Fatih, futbolu bana tercih eder
Oluşturulma Tarihi: Mayıs 11, 1998 00:00

Haberin Devamı

Fulya Terim: ‘Adanalı erkekler için kadın kutsaldır ama’

‘‘Aslında kocam kendisine sorulsa mutlaka ilk tercihim karım, sonra çocuklarım sonra futbol’’ diyecektir diyor Fulya Terim ve devam ediyor, ‘‘Ama kesinlikle yalan söyleyecektir! Doğrusu bu değildir. Fatih için doğrusu: Önce futbol, sonra çocukları, sonra ben!’’. Fulya Terim, son derece zeki Allah için çok harbi ve komik bir kadın. Kocasına kalırsa, ‘‘harcanıyor’’. Çünkü o kocasına göre ‘‘tiyatrocu’’ olacak kadın.

Hiç utanmadan sıkılmadan herkesin taklidini yapabiliyor.

Yukarıda okuduğunuz gibi bir diğer özelliği de

‘‘hiper-realist’’ olması!

Bunu en iyi kadınlar anlar...

İlkokuldan sonra İsviçre'ye okumaya gidiyor, babası ölünce geri dönmek zorunda kalıyor ve günün birinde Adanalı bir futbolcuyla, camdan cama flört ederek, 6 yıl sonra ‘‘başını bağlıyor’’. Evlilik sırasında da Adanalı bir erkekle evlilğin ne demek olduğunu anlıyor!

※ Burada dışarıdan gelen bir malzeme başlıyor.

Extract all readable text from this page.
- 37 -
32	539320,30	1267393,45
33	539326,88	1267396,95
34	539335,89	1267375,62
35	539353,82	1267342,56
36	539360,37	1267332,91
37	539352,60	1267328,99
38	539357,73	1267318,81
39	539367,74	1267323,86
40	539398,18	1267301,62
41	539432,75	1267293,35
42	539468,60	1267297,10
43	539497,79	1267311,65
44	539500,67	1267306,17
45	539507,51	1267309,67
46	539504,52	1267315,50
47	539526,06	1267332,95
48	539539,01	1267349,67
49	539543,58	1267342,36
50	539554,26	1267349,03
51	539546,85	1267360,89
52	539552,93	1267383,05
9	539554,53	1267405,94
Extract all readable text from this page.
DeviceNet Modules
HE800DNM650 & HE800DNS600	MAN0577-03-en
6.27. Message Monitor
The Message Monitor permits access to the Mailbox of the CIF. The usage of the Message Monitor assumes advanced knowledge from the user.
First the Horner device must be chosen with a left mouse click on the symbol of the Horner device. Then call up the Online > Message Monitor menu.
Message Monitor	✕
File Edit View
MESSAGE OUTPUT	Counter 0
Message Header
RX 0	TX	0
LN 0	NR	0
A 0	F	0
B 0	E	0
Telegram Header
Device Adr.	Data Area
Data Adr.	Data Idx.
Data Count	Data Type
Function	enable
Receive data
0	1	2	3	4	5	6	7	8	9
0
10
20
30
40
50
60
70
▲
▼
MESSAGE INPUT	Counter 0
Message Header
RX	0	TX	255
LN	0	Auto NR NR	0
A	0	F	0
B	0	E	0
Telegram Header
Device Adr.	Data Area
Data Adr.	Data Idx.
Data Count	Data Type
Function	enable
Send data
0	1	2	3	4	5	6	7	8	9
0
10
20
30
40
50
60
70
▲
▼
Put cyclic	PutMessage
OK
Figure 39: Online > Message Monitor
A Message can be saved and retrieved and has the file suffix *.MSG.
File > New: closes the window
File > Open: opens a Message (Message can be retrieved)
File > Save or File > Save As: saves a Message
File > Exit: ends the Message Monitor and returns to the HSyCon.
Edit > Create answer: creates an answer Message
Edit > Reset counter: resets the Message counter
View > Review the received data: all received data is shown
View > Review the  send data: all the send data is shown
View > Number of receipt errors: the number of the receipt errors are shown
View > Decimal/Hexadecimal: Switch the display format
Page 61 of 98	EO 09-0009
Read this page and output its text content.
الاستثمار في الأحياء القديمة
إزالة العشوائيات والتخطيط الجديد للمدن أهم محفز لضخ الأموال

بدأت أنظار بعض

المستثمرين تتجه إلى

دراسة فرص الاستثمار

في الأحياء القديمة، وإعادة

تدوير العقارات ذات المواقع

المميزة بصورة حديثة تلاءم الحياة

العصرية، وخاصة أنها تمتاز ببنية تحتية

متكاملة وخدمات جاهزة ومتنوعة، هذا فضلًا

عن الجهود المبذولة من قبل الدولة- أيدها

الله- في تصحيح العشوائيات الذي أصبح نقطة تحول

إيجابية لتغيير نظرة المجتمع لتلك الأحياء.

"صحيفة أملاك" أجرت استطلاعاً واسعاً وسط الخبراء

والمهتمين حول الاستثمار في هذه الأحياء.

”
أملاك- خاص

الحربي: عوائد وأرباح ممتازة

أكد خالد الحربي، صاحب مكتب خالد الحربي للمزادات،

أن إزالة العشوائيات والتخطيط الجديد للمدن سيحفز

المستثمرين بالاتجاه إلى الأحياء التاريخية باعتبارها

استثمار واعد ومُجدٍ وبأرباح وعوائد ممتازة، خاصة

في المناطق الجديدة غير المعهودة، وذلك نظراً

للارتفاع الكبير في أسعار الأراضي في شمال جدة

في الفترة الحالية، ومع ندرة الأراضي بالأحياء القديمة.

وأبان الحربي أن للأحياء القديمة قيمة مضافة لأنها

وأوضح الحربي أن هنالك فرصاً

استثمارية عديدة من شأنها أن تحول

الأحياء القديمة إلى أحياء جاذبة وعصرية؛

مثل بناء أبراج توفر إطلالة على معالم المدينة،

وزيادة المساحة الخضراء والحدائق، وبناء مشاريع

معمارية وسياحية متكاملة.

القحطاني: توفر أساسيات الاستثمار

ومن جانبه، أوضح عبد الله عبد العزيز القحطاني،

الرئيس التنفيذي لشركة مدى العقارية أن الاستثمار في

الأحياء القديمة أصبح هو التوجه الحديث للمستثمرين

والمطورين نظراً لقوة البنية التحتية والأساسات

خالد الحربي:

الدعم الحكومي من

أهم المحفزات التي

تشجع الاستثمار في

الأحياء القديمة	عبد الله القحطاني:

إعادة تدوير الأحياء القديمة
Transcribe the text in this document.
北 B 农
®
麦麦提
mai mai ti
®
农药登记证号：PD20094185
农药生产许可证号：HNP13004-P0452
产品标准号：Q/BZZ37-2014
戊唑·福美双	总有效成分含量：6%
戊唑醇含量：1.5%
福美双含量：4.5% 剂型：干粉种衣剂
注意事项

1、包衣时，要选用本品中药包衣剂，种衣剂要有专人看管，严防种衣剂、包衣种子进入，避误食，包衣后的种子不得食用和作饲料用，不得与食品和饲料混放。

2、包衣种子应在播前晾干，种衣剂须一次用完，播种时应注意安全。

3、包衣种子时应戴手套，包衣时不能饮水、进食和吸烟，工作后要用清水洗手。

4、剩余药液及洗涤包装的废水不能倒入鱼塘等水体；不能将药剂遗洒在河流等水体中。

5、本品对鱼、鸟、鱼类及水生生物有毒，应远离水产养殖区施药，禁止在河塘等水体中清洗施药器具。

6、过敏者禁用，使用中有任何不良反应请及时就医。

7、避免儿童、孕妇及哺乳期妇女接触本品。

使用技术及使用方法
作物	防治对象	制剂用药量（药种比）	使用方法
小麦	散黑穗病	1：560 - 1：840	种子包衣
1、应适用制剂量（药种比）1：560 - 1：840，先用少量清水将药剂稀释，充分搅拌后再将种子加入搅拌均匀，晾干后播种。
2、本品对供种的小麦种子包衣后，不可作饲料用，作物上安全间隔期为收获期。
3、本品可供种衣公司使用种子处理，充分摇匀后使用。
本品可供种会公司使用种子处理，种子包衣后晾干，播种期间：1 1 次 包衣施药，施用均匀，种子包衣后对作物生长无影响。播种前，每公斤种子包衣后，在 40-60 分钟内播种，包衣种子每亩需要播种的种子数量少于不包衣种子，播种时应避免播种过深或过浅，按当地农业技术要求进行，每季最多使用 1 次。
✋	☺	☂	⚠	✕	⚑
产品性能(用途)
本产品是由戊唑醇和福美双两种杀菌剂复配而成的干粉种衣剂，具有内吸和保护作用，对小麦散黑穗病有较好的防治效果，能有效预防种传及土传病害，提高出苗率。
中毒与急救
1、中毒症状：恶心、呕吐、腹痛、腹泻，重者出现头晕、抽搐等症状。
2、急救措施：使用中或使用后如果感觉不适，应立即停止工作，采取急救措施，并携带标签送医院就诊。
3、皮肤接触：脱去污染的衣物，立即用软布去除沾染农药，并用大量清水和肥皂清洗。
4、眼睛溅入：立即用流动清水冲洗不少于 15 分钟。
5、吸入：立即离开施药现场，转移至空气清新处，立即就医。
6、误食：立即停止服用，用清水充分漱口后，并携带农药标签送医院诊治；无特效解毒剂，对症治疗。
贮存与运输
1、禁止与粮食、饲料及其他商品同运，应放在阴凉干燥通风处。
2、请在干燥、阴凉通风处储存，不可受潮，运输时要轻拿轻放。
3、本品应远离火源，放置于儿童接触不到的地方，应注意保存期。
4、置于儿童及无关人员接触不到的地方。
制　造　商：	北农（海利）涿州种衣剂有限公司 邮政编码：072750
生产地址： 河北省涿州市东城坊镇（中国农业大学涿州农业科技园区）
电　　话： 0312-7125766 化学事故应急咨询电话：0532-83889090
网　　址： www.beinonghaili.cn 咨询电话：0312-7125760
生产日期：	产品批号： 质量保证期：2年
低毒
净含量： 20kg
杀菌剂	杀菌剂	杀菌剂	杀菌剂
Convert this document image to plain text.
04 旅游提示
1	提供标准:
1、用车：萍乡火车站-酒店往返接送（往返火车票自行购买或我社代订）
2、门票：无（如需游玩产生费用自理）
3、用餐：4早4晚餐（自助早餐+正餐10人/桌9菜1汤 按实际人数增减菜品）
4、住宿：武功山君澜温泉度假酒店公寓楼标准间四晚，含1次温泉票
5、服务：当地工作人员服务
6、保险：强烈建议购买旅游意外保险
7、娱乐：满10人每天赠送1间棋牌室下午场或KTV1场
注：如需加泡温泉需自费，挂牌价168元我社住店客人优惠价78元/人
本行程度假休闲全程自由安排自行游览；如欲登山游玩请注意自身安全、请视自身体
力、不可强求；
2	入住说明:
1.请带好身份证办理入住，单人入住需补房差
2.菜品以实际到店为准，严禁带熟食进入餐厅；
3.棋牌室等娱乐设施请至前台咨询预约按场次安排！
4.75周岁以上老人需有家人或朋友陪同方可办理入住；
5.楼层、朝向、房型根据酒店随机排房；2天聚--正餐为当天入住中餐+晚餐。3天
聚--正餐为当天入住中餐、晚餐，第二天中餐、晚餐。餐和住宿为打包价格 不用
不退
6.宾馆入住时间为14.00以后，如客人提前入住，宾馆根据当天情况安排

‘‘Ama o adam öyle bir hale geldi ki!’’ diyor, ‘‘Son beş yıldır hayatımızın en güzel aşkını yaşıyoruz’’.

Daha ne olsun!

Bir kadın, bir erkeği başka nasıl tanımlasın...

Galatasaray'ın kazandığı bir maçta, eşiniz ‘‘Senin için!’’ der gibi, on binlerce insanın ortasında size bir öpücük gönderdi. Kadın olarak biz kıskandık, siz nasıl değerlendirdiniz?

- Tüm hayatı onunla çok yoğun yaşadığım için, doğal olarak bir şeylerin karşılığını görmek istiyorum. Fatih, duygularını çok ifade eden bir erkek değildir. Öyle ‘‘Seni seviyorum’’ desin, aşkını ilan etsin, ‘‘Çok güzelsin karıcığım’’ cümleleri sarfetsin. Beceremez! Böyle sahadan yollanan bir mesaj, beni öyle motive ediyor ki, hiçbir şey yapmasa bile bir sene daha götürüyor. O da bunu biliyor. Eksik olan yanlarını böyle tamamlaması benim gözümde onu çok yüceltiyor. Hem biz hep arada yaşıyoruz, maçlardan önce oturup kafa kafaya veriyoruz: ‘‘Ne olacak, yener misiniz? Alacak mısınız?’’ diye soruyorum. Paylaşmışsınız, kapıdan yolcu etmişsiniz, maça kadar görmüyorsunuz. O da ‘‘Yaptım!’’ derken, ‘‘Senin için!’’ diyor sahadan, duygularını böyle ifade ediyor.

Bir Adanalı olarak, siz bize ‘‘gelin’’ sayılırsınız. Nasıl olsa översiniz de, Adanalı bir erkeğin karısı olmak nasıl bir şey? Hangi yanlarını eleştirirsiniz?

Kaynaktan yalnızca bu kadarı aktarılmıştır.